Johnson Aims for Stable Community Growth


Wednesday, September 24 2014
This week, KUCB is profiling candidates running in the Oct. 7 municipal election. This profile focuses on Zoya Johnson, who is running unopposed to keep city council seat E.
For Zoya Johnson, being part of city council comes down to a simple goal: "My first priority will always be the quality of life in this community," she says.
Since she’s running unopposed for her second full term, Johnson’s already looking ahead to the city’s to-do list for the next three years. And she says the biggest variable is Arctic oil and shipping development. If new industries do arrive in Unalaska, Johnson says she wants to be prepared to make sure the community doesn’t suffer.
"That will put some pressure on our finances, our infrastructure. I would like to go about it very deliberately," she says -- meaning trying to clear the way for new housing developments, so the current market isn’t overstressed, and testing new sources of energy to keep costs down as demand goes up.
But Johnson says she’ll follow staff recommendations as to how to make all that happen. Meanwhile, she wants council to focus on ongoing projects -- like the EPA-mandated wastewater treatment plant, which will stretch into her second term.
"We have to finish the projects that have been imposed on us by the federal government, those unfunded mandates," she says. "They are stressing any decision we will be making in the next several years, because it’s a huge amount of money that we will be spending there."

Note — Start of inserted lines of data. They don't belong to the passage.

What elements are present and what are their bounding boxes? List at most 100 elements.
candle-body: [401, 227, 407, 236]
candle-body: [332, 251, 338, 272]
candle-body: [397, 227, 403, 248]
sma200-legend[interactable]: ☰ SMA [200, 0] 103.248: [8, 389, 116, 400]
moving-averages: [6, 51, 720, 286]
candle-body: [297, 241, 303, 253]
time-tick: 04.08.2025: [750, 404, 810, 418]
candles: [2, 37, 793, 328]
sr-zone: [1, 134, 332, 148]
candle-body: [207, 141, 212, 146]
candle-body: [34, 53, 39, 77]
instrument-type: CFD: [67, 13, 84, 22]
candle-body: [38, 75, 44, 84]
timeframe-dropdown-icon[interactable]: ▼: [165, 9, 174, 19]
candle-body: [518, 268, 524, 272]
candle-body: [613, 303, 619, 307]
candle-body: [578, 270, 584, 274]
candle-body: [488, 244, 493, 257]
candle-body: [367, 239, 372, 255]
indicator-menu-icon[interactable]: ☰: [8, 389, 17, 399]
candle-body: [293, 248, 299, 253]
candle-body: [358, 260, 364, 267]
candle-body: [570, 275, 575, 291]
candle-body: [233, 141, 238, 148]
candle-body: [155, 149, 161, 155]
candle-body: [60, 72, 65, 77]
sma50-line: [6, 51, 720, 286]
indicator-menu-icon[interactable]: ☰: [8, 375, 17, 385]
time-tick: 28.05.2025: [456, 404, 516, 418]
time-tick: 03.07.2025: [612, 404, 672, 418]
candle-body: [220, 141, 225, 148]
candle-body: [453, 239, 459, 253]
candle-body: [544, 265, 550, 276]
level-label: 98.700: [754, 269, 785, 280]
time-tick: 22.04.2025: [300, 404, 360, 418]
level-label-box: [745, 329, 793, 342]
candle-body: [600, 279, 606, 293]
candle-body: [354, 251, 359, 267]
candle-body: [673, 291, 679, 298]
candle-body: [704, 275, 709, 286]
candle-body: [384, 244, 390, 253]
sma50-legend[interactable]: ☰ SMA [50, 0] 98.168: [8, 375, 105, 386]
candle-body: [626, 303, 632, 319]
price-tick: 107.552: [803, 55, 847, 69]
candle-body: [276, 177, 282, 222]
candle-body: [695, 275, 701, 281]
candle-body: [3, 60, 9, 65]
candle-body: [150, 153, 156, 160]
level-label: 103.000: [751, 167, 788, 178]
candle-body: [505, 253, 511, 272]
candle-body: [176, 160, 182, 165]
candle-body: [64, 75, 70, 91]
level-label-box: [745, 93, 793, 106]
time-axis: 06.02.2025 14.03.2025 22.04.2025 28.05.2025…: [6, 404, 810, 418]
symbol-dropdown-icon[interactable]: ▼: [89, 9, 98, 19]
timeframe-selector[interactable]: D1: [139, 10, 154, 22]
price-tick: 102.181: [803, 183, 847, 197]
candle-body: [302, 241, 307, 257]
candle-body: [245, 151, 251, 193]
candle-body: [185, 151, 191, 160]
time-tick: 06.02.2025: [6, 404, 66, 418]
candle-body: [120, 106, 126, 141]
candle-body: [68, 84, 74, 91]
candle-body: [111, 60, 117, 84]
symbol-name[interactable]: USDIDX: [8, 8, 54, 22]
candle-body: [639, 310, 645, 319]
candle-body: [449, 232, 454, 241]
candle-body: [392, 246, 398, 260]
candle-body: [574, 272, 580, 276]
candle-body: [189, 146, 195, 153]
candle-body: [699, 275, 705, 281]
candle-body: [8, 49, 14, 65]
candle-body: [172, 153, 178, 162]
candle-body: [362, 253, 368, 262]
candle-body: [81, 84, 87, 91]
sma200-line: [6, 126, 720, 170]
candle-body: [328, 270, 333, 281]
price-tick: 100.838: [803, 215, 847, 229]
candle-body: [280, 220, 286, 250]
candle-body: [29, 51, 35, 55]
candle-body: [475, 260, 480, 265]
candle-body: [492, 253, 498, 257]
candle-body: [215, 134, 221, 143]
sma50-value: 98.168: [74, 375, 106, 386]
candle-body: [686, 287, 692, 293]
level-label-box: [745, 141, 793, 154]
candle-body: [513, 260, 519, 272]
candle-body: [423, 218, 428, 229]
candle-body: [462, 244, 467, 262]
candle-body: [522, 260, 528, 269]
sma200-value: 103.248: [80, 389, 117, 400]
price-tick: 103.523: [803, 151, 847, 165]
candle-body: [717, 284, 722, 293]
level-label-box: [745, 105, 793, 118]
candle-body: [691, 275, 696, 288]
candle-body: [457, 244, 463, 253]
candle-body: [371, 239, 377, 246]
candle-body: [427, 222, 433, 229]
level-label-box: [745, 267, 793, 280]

That’s pretty much how Johnson says she makes decisions as a councilor: based on the city’s finances. And as director of the Museum of the Aleutians and a former co-owner of a small fish processing plant, Johnson is no stranger to managing money.
Sharon Svarny-Livingston is the chair of the Museum’s board of directors, and she says she’s seen Johnson’s ability to balance a budget firsthand.
"I think that coming from the nonprofit sector, Zoya’s very, very cognizant of money and money issues, because being a nonprofit, you sometimes really have to watch your pennies," Livingston says. "And so I think she’s very, very capable of taking a set amount of money and making sure it gets distributed to the places that it needs to go."
Livingston also says that the Museum has grown immeasurably under Johnson’s leadership. It’s thanks in part to continued financial support from the city. Johnson’s dual role as councilor and museum director has meant recusing herself from a few votes on nonprofit funding in her first term if the money went toward her salary.
But recusal is not always an option: When the museum requested a $202,000 grant from the city two years ago to put toward renovations, the city attorney advised that Johnson had to weigh in. And the mayor denied Johnson’s request to be left out of the vote.
Overall, Johnson thinks she’s balanced her duties responsibly.
"You cannot rely on your personal ethics, or hope that everybody trusts your personal ethics that there won’t be conflict of interest," Johnson says. "But one thing is clear: This community built the museum because they thought it was a good thing to have in our community. And the museum was getting the money, the city support, before I became a council member, and the museum will be getting the money after I’m gone from the city council.
Johnson says she wanted to join council to be a part of the democratic process in town, and to work more closely with policy-makers in the state and around the world. With her second term just around the corner, she’s looking forward to helping make some of her goals a reality.
Zoya Johnson is running for City Council Seat E. She is away on a council business trip and will not be participating in KUCB and Channel 8’s live Candidates Forum this Thursday at 7 pm.